Strange Beginning. In fact, employer pensions took off in large part as a result of wage freezes instituted during World War II. The costs of fringe benefits were exempt from the wage freeze provisions, so employers upped wages by promising to fund worker retirement plans. But the plans distorted the calculation of total wages paid to employees, which of course was their original intent. This distortion came back to haunt employers when times got tight.

  • As pension costs rose, employers had to continue to pump more money into the plans, yet the employees had no idea how much it costs. So in the employees' minds, they weren't getting raises, but in the employer's mind, they were. This tension with employee benefits has existed ever since.
  • When you think about it, there's no business reason why your employer should agree to fund your retirement any more than they should agree to pay your mortgage.
More Flexibility. Today, employers prefer defined contribution plans, like 401(k) or profit sharing plans, where the employer knows the dollar amount it must contribute each year. And the employee sees the contribution. This gives a truer picture of total wages, and allows for more flexibility on the part of both the employer and employee. If an employer is concerned about your retirement, and many are, they can simply decide to put more money into these defined contribution plans on your behalf.

Multiple Employers. Moreover, in today's globally competitive and rapidly changing markets, traditional pensions aren't generally helpful to many workers. If you're like the average employee, you'll have between five and 10 employers throughout your working career. Pension benefits are skewed to those who work for one employer over a long period of time. Thus, if you have multiple employers over the years, you'll find that you basically didn't accrue many benefits from any employer.

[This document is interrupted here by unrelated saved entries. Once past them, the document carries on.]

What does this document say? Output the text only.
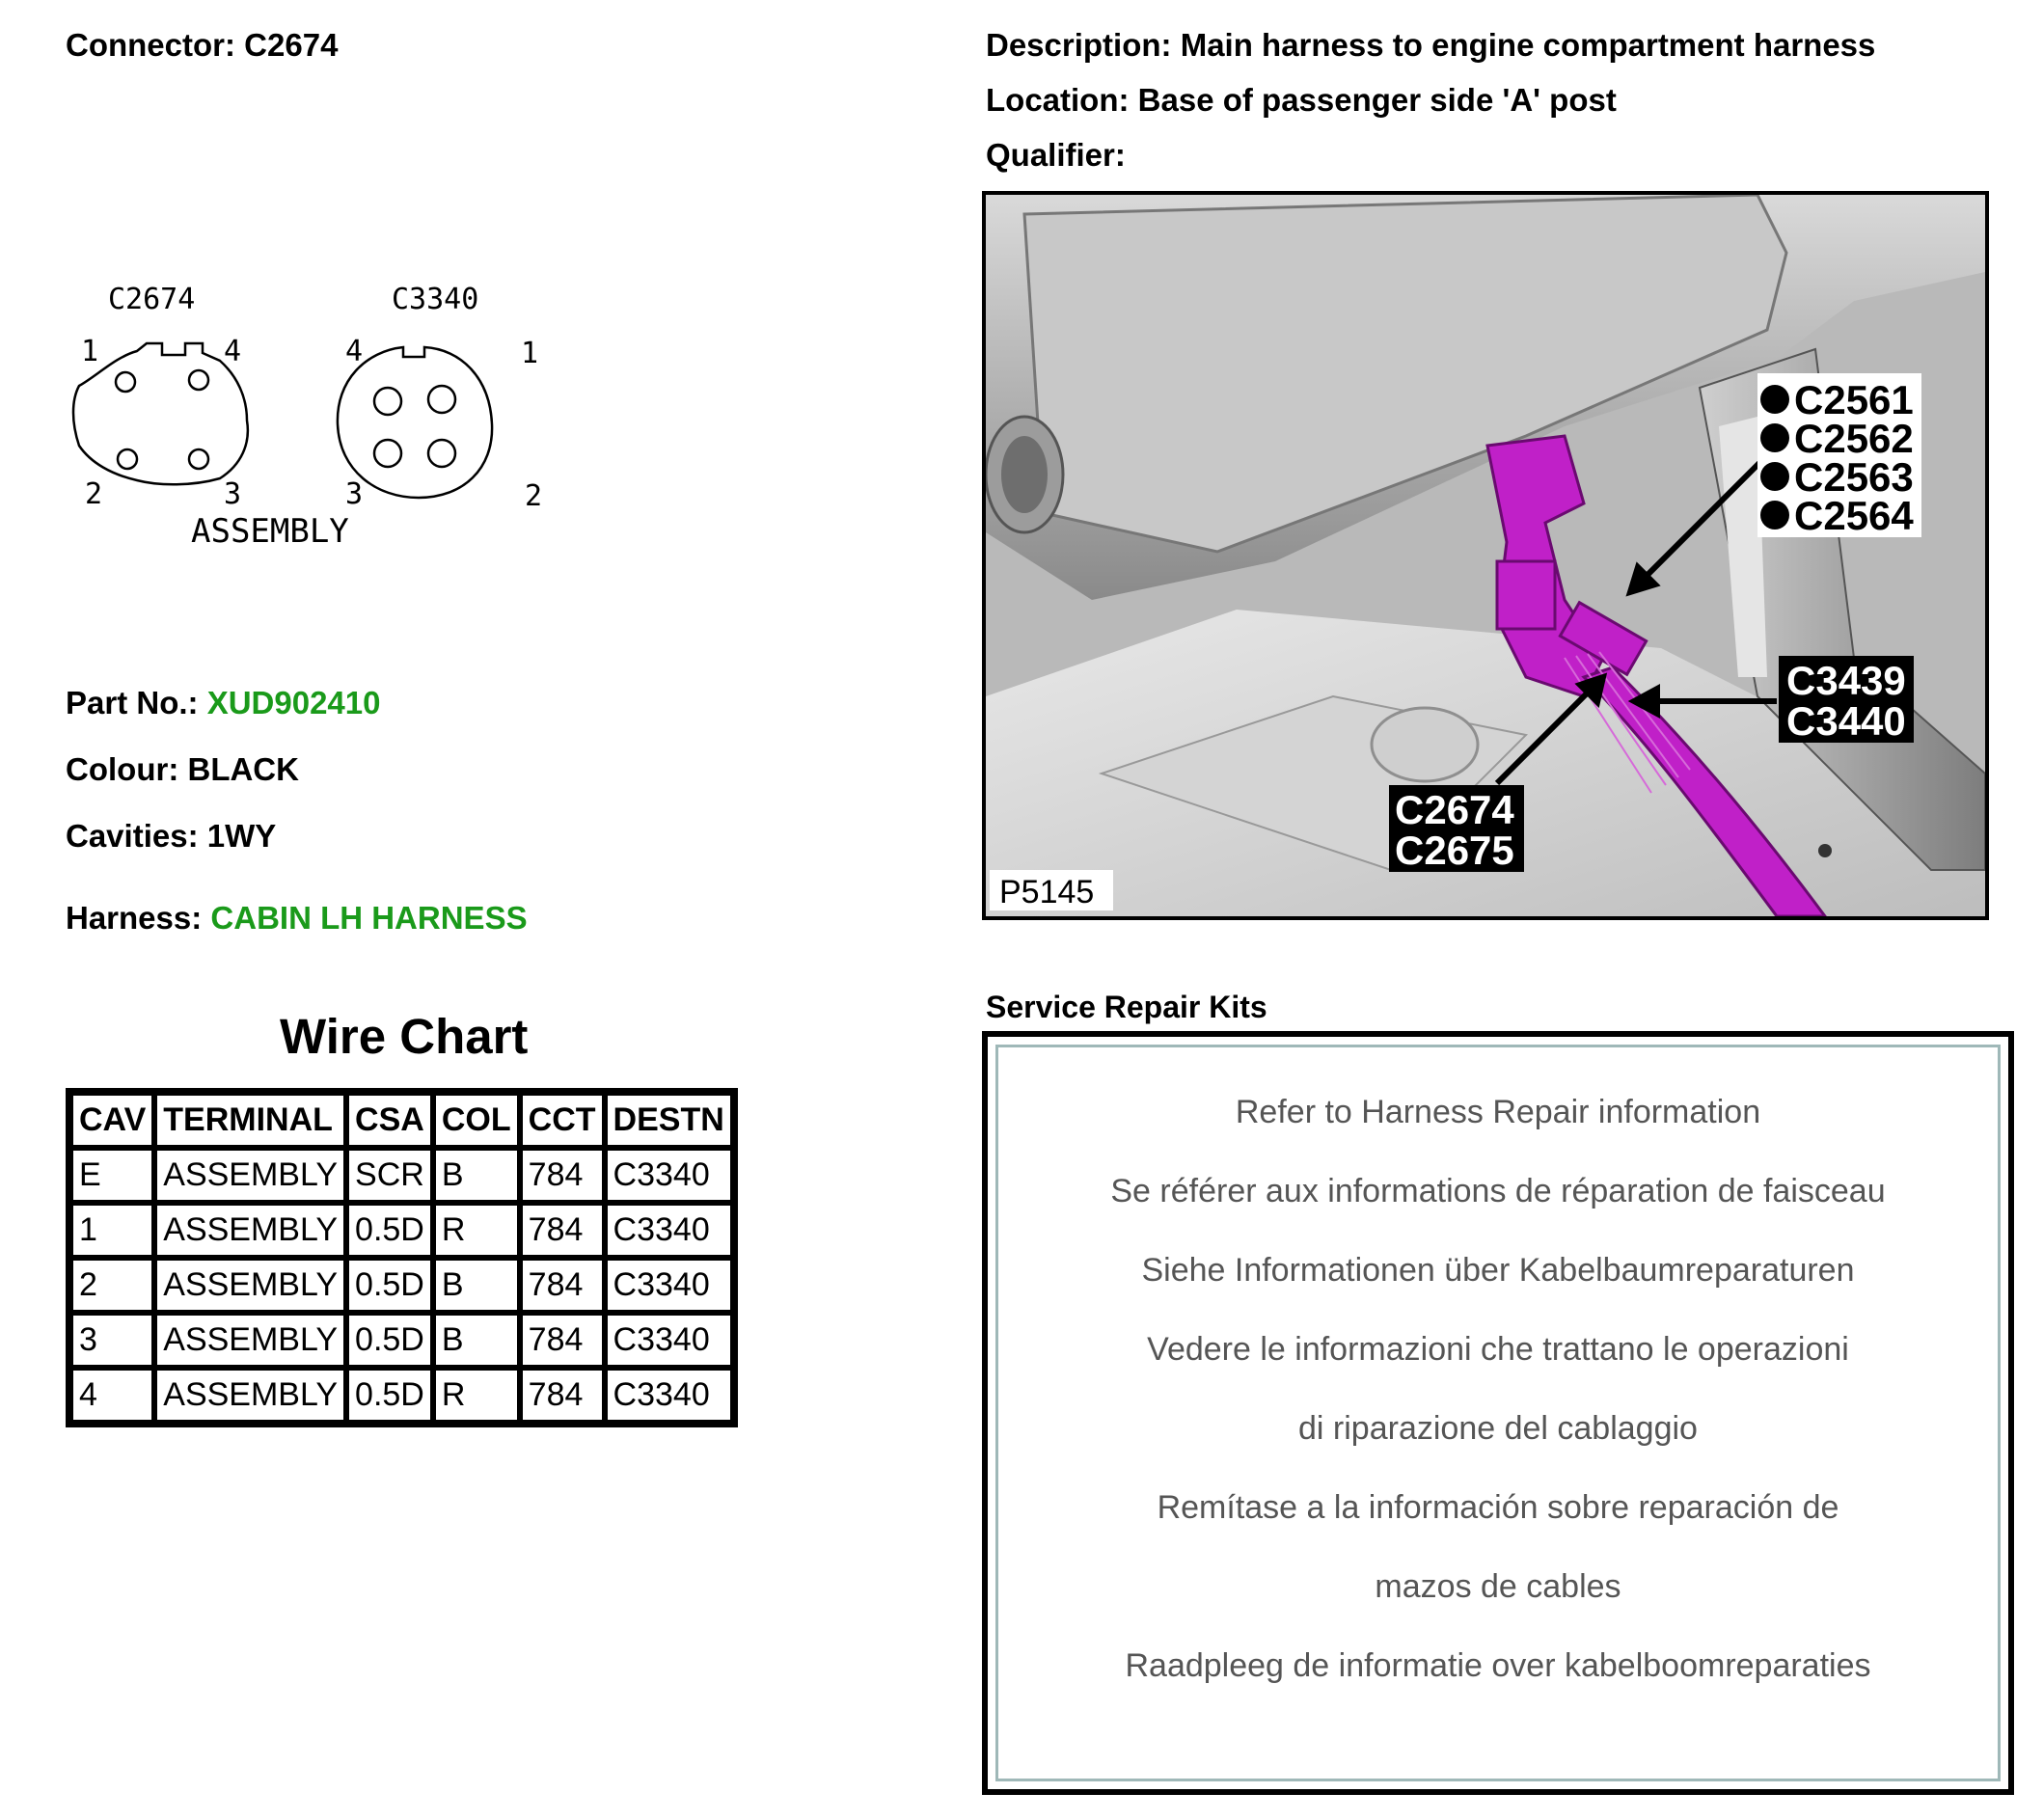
Connector: C2674	Description: Main harness to engine compartment harness
Location: Base of passenger side 'A' post
Qualifier:
C2674	C3340
1	4
2	3
4	1
3	2
ASSEMBLY
Part No.: XUD902410
Colour: BLACK
Cavities: 1WY
Harness: CABIN LH HARNESS
Wire Chart
CAV	TERMINAL	CSA	COL	CCT	DESTN
E	ASSEMBLY	SCR	B	784	C3340
1	ASSEMBLY	0.5D	R	784	C3340
2	ASSEMBLY	0.5D	B	784	C3340
3	ASSEMBLY	0.5D	B	784	C3340
4	ASSEMBLY	0.5D	R	784	C3340
C2561
C2562
C2563
C2564
C3439
C3440
C2674
C2675
P5145
Service Repair Kits
Refer to Harness Repair information
Se référer aux informations de réparation de faisceau
Siehe Informationen über Kabelbaumreparaturen
Vedere le informazioni che trattano le operazioni
di riparazione del cablaggio
Remítase a la información sobre reparación de
mazos de cables
Raadpleeg de informatie over kabelboomreparaties
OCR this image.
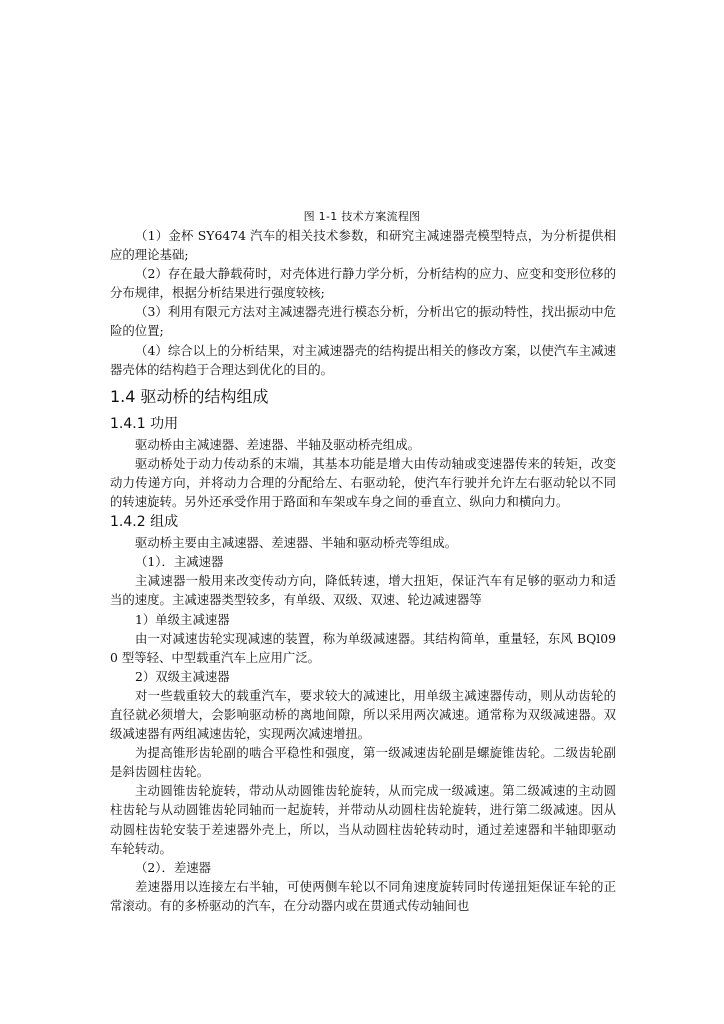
图 1-1 技术方案流程图

（1）金杯 SY6474 汽车的相关技术参数，和研究主减速器壳模型特点，为分析提供相应的理论基础;

（2）存在最大静载荷时，对壳体进行静力学分析，分析结构的应力、应变和变形位移的分布规律，根据分析结果进行强度较核;

（3）利用有限元方法对主减速器壳进行模态分析，分析出它的振动特性，找出振动中危险的位置;

（4）综合以上的分析结果，对主减速器壳的结构提出相关的修改方案，以使汽车主减速器壳体的结构趋于合理达到优化的目的。

1.4 驱动桥的结构组成
1.4.1 功用

驱动桥由主减速器、差速器、半轴及驱动桥壳组成。

驱动桥处于动力传动系的末端，其基本功能是增大由传动轴或变速器传来的转矩，改变动力传递方向，并将动力合理的分配给左、右驱动轮，使汽车行驶并允许左右驱动轮以不同的转速旋转。另外还承受作用于路面和车架或车身之间的垂直立、纵向力和横向力。

1.4.2 组成

驱动桥主要由主减速器、差速器、半轴和驱动桥壳等组成。

（1）．主减速器

主减速器一般用来改变传动方向，降低转速，增大扭矩，保证汽车有足够的驱动力和适当的速度。主减速器类型较多，有单级、双级、双速、轮边减速器等

1）单级主减速器

由一对减速齿轮实现减速的装置，称为单级减速器。其结构简单，重量轻，东风 BQl090 型等轻、中型载重汽车上应用广泛。

2）双级主减速器

对一些载重较大的载重汽车，要求较大的减速比，用单级主减速器传动，则从动齿轮的直径就必须增大，会影响驱动桥的离地间隙，所以采用两次减速。通常称为双级减速器。双级减速器有两组减速齿轮，实现两次减速增扭。

为提高锥形齿轮副的啮合平稳性和强度，第一级减速齿轮副是螺旋锥齿轮。二级齿轮副是斜齿圆柱齿轮。

主动圆锥齿轮旋转，带动从动圆锥齿轮旋转，从而完成一级减速。第二级减速的主动圆柱齿轮与从动圆锥齿轮同轴而一起旋转，并带动从动圆柱齿轮旋转，进行第二级减速。因从动圆柱齿轮安装于差速器外壳上，所以，当从动圆柱齿轮转动时，通过差速器和半轴即驱动车轮转动。

（2）．差速器

差速器用以连接左右半轴，可使两侧车轮以不同角速度旋转同时传递扭矩保证车轮的正常滚动。有的多桥驱动的汽车，在分动器内或在贯通式传动轴间也
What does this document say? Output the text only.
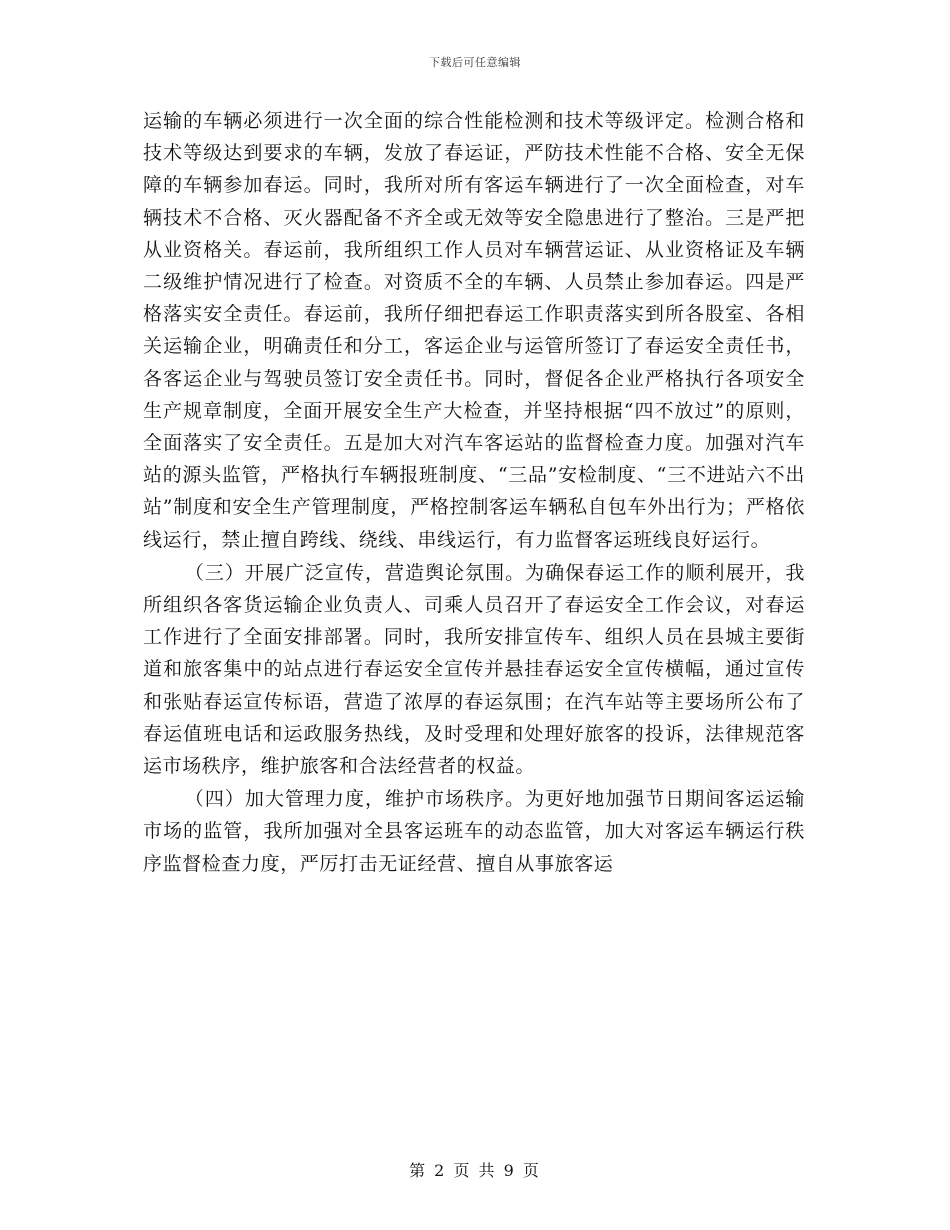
下载后可任意编辑

运输的车辆必须进行一次全面的综合性能检测和技术等级评定。检测合格和技术等级达到要求的车辆，发放了春运证，严防技术性能不合格、安全无保障的车辆参加春运。同时，我所对所有客运车辆进行了一次全面检查，对车辆技术不合格、灭火器配备不齐全或无效等安全隐患进行了整治。三是严把从业资格关。春运前，我所组织工作人员对车辆营运证、从业资格证及车辆二级维护情况进行了检查。对资质不全的车辆、人员禁止参加春运。四是严格落实安全责任。春运前，我所仔细把春运工作职责落实到所各股室、各相关运输企业，明确责任和分工，客运企业与运管所签订了春运安全责任书，各客运企业与驾驶员签订安全责任书。同时，督促各企业严格执行各项安全生产规章制度，全面开展安全生产大检查，并坚持根据“四不放过”的原则，全面落实了安全责任。五是加大对汽车客运站的监督检查力度。加强对汽车站的源头监管，严格执行车辆报班制度、“三品”安检制度、“三不进站六不出站”制度和安全生产管理制度，严格控制客运车辆私自包车外出行为；严格依线运行，禁止擅自跨线、绕线、串线运行，有力监督客运班线良好运行。

（三）开展广泛宣传，营造舆论氛围。为确保春运工作的顺利展开，我所组织各客货运输企业负责人、司乘人员召开了春运安全工作会议，对春运工作进行了全面安排部署。同时，我所安排宣传车、组织人员在县城主要街道和旅客集中的站点进行春运安全宣传并悬挂春运安全宣传横幅，通过宣传和张贴春运宣传标语，营造了浓厚的春运氛围；在汽车站等主要场所公布了春运值班电话和运政服务热线，及时受理和处理好旅客的投诉，法律规范客运市场秩序，维护旅客和合法经营者的权益。

（四）加大管理力度，维护市场秩序。为更好地加强节日期间客运运输市场的监管，我所加强对全县客运班车的动态监管，加大对客运车辆运行秩序监督检查力度，严厉打击无证经营、擅自从事旅客运

第 2 页 共 9 页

  • If you're changing jobs frequently, a better deal is to get a 401(k) match or profit sharing contribution that you own and control right off the bat. That way, you have a clear sense of what you're being paid, and you know what you can take with you when you leave for greener pastures.
Consider the Facts. The industries with the history of the strongest pension benefits were airlines and autos. But unfortunately, the hidden costs of these programs, sometimes referred to as legacy costs, was one of the primary reasons many of these firms failed. And when they failed, some of the promised retirement benefits disappeared as well.
  • There's no easy answer to the retirement challenge. Global competition requires workplace flexibly for both employers and employees. Otherwise, you won't be in business or have a job for very long. So as tough as it is, the 401(k), IRA and every other form of individual investment account are your best tools for building long term financial independence.
  • The real problem with retirement planning is that people save too little and take too much risk with what they have saved. I'll talk about that in future posts.
Bottom line. Employer based pension plans were a nice deal for those who got them, but they aren't coming back. So make sure you're saving at least 10 to 15 percent of pay each year, and invest it prudently.